And here are the results:

Distance per day / days
10m / 12367
6m / 9717617
5m / 272400600
4m / took too long to calculate so I terminated the program

Turns out that was what he wanted! Ah well, the labs are worth so little I wonder why I bother sometimes

edit - That means kirshnaz's original idea was correct! Gah, if only I had listened! Thanks for the help!

[VyacheslaV]

Cool! Though I like I_C's method, much more elegant.

[heennaRaf]

So I'm doing this problem in my Java class about a worm on a rubber band. I've heard this before but never knew the answer.

A worm is on a 100m rubber band. Each day it crawls 6m and the band stretches 100m. What day will the worm reach the end.

Now I think my logic is correct, but I don't think he ever makes it, hence my infinite loop! Does anyone know if the worm makes it?

Lawl, I thought you were talking about our friendly wire-tripping admin [rofl]

[abossakon]

The answer is that the worm never reaches the end. At least, not with the information as provided or worded. I had an issue with my programming teacher. He was russian. What he meant isn't always what he wrote. By the wording the rope extends its length by 100m per day and the earthworm remains in place, because nothing was stated about the earthworm being moved. Unless the stretching happens behind the worm it cannot reach the end. Even 50/50 that's 50m in front of the worm.. meaning it never reaches the end.

Perhaps the response he wants is that you run into an infinite loop.

[r9tbayfC]

The answer is that the worm never reaches the end. At least, not with the information as provided or worded. I had an issue with my programming teacher. He was russian. What he meant isn't always what he wrote. By the wording the rope extends its length by 100m per day and the earthworm remains in place, because nothing was stated about the earthworm being moved.
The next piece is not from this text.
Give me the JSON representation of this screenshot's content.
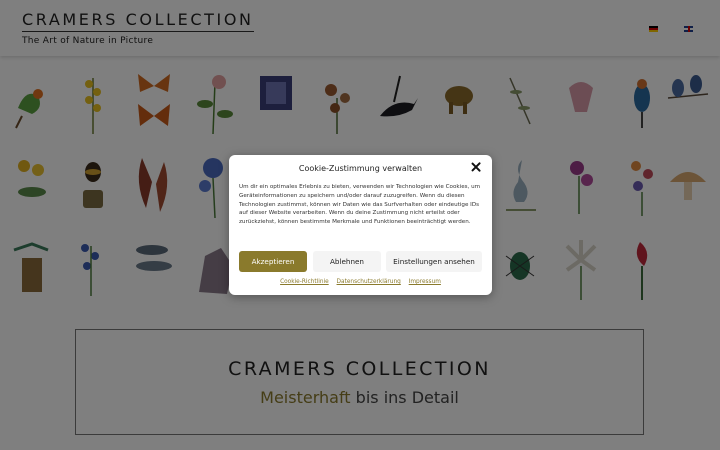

Unless the stretching happens behind the worm it cannot reach the end. Even 50/50 that's 50m in front of the worm.. meaning it never reaches the end.

Perhaps the response he wants is that you run into an infinite loop.

The answer has already been established (look back a few posts)

And the worm will always reach the end, although it might take a very very long time...

[abossakon]

The answer has already been established (look back a few posts)

And the worm will always reach the end, although it might take a very very long time...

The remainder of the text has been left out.